Iris Borrego came to the United States from Mexico when she was ten years old. She attended both grade school and high school in Chicago, and graduated from Foreman High School in 2000.

She wanted to attend college, but due to her undocumented status she could not register for college courses immediately. She received her DACA permit in 2012 when she was thirty years old, and it was then that she decided to pursue her dream of going to college.

Because she had been out of the classroom for so long, she signed up for ESL classes at Wright College to brush up on her writing skills. While she was there, a transition specialist at the college introduced her to the Gateway Scholars program, which helps pay tuition and offers support services as students transition into credit degree and certificate programs.

Originally, she thought she wanted a career in nursing, but started to change her mind after taking her first psychology course. After her second course she was convinced, and in fall 2014 she declared a new major.

Going back to school had its challenges – namely, balancing work, school, and family. As a single mother of three children, the first few semesters were extremely difficult – she even remembers breastfeeding her youngest child while working on homework assignments. She credits support from friends and mentors at Wright College with helping her to overcome obstacles that many other students never had to face.

She was actively involved in extracurricular activities at Wright, including being a founding member of the Gateway Scholars Club, a student organization that helps Adult Education students transition to college. As an advocate for undocumented and DACA students, she helped to figure out ways to support DACA and undocumented students. She also had a work-study position at the Adult Education Office at Wright College Humboldt Park once she received her DACA work permit.
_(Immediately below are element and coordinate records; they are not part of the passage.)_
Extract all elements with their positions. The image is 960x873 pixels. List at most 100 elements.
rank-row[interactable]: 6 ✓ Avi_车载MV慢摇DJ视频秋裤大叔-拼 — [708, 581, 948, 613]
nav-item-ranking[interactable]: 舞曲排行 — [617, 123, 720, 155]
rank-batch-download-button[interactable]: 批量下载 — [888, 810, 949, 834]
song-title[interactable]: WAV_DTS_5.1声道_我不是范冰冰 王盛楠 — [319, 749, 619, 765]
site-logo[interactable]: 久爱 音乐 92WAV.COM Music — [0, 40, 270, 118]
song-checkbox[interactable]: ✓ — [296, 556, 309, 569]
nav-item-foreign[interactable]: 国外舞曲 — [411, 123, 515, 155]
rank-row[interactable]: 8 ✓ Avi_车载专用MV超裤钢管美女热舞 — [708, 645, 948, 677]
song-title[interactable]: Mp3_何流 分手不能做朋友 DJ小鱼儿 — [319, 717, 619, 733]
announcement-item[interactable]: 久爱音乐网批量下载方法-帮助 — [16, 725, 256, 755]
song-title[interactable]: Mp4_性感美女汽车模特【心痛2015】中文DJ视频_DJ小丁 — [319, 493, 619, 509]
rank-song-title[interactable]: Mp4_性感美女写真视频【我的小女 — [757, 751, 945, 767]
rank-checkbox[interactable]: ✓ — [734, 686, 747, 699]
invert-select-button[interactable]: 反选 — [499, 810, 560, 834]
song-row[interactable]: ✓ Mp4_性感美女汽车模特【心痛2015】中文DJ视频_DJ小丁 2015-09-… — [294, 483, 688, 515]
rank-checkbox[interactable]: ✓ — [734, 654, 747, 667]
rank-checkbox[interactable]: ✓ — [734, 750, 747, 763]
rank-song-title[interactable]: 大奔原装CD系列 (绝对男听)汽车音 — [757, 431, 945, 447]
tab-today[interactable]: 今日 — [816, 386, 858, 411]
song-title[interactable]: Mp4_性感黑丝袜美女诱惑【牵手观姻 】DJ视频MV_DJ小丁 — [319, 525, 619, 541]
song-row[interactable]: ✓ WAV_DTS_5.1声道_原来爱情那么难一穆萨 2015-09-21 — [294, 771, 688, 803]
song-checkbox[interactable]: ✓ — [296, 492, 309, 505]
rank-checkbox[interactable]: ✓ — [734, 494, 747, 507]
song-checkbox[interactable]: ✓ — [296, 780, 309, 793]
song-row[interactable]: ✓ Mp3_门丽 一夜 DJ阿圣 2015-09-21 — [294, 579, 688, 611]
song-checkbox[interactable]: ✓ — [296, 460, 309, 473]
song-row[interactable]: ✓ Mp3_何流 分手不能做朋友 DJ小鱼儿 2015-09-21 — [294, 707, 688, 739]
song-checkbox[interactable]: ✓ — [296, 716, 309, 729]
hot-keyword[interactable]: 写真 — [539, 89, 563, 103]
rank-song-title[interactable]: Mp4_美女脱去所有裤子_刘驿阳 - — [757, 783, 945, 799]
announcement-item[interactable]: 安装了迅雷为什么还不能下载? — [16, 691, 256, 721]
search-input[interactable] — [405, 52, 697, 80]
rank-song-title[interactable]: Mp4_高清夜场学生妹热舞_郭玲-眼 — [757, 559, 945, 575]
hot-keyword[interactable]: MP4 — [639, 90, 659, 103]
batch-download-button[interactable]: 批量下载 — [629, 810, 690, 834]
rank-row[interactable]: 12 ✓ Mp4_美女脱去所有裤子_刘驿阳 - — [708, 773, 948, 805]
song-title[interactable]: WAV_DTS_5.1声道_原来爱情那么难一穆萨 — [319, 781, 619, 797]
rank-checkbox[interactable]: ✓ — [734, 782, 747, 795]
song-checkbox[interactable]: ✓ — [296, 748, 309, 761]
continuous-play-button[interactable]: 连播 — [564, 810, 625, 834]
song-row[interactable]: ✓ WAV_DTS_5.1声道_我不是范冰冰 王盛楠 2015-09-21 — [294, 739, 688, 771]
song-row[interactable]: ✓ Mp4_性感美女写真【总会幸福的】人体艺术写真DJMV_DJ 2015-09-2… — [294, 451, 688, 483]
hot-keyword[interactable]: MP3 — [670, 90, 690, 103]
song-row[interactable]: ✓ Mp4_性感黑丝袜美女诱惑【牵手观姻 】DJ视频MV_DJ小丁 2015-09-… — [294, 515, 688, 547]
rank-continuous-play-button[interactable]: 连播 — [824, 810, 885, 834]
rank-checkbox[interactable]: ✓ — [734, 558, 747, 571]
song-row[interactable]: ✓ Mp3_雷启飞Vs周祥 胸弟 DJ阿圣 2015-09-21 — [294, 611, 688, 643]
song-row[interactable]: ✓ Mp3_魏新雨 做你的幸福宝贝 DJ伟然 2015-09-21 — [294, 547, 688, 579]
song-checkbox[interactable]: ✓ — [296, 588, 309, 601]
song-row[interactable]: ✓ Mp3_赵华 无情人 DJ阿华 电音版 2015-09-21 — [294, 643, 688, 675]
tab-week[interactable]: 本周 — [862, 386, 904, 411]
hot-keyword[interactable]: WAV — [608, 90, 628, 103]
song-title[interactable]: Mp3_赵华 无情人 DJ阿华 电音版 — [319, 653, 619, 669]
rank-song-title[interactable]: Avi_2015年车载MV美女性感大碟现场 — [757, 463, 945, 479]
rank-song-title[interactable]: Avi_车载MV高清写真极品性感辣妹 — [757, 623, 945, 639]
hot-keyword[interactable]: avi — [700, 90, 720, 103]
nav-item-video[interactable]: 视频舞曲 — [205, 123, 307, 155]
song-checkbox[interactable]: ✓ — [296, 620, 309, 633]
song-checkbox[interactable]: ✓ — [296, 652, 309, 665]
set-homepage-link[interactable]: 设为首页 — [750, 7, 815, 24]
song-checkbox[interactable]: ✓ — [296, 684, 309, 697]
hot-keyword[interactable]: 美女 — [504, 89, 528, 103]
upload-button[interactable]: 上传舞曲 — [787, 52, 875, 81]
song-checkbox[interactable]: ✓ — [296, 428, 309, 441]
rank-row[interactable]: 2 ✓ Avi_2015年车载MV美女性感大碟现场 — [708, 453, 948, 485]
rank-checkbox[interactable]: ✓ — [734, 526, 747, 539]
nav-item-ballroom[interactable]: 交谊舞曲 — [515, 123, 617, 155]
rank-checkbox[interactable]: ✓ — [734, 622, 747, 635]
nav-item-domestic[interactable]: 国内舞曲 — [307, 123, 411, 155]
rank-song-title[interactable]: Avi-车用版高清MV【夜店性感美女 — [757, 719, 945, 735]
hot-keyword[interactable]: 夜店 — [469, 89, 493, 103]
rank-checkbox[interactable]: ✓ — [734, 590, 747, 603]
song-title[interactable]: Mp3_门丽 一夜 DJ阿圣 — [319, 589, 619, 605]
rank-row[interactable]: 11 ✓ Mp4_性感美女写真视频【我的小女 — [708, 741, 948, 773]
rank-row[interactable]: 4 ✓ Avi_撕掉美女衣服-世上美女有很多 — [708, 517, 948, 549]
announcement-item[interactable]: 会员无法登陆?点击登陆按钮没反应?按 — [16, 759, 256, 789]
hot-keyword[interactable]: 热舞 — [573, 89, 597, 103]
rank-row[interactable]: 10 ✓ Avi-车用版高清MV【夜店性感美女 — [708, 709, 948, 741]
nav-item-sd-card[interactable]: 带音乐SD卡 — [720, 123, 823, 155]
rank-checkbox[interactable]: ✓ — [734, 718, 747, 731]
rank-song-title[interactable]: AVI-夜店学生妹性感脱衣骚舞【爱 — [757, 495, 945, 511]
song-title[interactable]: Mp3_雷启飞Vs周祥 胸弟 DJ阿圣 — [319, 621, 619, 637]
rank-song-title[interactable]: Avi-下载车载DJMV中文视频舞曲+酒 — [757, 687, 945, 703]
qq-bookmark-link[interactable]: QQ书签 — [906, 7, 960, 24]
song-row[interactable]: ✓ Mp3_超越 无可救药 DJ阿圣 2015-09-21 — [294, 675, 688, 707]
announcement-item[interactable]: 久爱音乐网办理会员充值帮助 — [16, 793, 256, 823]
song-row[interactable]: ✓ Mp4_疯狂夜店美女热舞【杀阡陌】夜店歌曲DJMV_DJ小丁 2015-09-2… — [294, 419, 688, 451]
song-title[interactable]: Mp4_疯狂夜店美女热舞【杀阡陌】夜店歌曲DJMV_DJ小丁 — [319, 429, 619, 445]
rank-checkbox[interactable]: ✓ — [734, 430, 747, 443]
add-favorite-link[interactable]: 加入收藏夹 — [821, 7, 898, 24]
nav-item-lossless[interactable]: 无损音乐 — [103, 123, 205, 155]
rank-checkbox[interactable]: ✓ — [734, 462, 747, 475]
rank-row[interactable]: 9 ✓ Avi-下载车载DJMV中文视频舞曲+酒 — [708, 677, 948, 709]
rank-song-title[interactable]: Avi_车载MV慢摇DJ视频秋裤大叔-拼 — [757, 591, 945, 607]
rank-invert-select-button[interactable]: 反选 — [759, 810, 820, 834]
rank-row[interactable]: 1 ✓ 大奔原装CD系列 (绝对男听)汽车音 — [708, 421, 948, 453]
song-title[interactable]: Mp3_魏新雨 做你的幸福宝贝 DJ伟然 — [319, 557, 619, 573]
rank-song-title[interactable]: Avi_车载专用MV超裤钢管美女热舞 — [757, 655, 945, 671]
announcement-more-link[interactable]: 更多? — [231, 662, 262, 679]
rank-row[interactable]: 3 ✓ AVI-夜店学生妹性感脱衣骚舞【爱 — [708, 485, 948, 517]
A few weeks after graduating in Spring 2017, she received the news that she won the Dream.US scholarship. an award of $29,000. She also obtained a full-ride scholarship to Dominican University, where she is now pursuing her bachelor’s degree with the goal of becoming a clinical psychologist.

“I am extremely grateful for the support that I received at Wright College. I particularly want to recognize and express gratitude toward Ms. Nitanda, Mr. Rasquin, Professor Connolly, Professor Holmes, Professor Simantirakis, and the Wright College Writing Center. I thought for a minute that everything was going to stop after the termination of DACA, but I want to tell all DACA and undocumented students to keep pursuing their dreams. Don’t be afraid because everything is possible.”